When we reached the blacktop she ceremoniously scratched the last name off the list and said, “That was fun. I could use a beer.” Then she turned and placed her wrist on my shoulder. “Unless of course you have plans to go back up there.” She poked her pen toward the house.

“Tempting. But, beer is good.”

She swatted me with the clipboard. “How many do you think?”

“Beers?”

“No, occupants.”

I took the pen and clipboard and stashed them in my satchel. “Occupants? All I saw were ghosts.”

“Ghosts? Angels?” Cathy smiled and hooked my arm as we walked up Miller Road. “Demons, more like.”
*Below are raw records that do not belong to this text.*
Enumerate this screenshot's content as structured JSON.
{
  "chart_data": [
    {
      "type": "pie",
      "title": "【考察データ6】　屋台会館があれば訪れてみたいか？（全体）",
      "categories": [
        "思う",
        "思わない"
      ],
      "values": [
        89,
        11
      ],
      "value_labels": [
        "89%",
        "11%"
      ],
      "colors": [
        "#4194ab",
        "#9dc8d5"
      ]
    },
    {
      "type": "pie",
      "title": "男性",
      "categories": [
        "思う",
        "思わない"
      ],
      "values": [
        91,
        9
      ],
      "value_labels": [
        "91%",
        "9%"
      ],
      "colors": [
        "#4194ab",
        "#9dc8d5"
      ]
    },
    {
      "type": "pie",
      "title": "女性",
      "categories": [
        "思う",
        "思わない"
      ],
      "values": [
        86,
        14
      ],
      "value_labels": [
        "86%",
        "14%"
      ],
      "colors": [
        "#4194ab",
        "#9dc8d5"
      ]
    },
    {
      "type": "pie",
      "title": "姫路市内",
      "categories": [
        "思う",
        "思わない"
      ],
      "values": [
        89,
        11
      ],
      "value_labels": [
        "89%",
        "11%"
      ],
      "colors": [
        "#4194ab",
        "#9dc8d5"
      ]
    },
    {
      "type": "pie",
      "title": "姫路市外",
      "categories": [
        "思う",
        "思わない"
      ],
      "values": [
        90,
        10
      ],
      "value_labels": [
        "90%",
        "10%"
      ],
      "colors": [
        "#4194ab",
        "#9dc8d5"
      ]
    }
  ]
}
20 thoughts on “SepSceneWriMo #4.6 – Census

  1. I liked this one probably the most so far as it was quite a complete picture. We got to know the interest quite a bit, and the ghosts? angels? gave us an idea of what we might be dealing with (weird sh!t). I think grandpa is long dead, and these are kidnapped kids who were kept in the basement until the death of their captors.

    Liked by 1 person

  2. It goes in a straight line but things like this “I asked, kidding around” and “The mangled thing had started out pristine this morning” are you, not the story. M’Beth sauntered. Adding had (past tense) in the action spins the clock’s hands backward. Talk – action – talk or action – talk – action. write it like you see it. If she moved first, write it that way, try not to back up. And purely as an exercise for effect try to break these things up with the action tag. “Ghosts? Angels?” Cathy smiled and hooked my arm as we walked up Miller Road. “Demons more like.” Gives the dramatic line more punch to isolate it. My .02

    Liked by 1 person

    1. “Ghosts? Angels?” …
      Yup, I remember that lesson.
      And the tense stuff, will re-read, bring it up to proper.
      “Keep me out of the story.” — that’s the tough one.

      Like

      1. I paraphrase Leonard and Tolstoy, even William Morris. If it’s not part of the character/story, get rid of it. We know she chews the pen. So do you. Next. Like the kid with the shovel. Make him menacing. Like a weapon is a simile. What kind of weapon? Sharp, dull, shiny, caked with mud. Have him make a statement with it, a glare and jab it in the ground or grunts and jabs it at them. An “Okay, junior, we get it” moment. Never mention a rifle hanging on the wall if it never comes down and participates (paraphrased Tolstoy).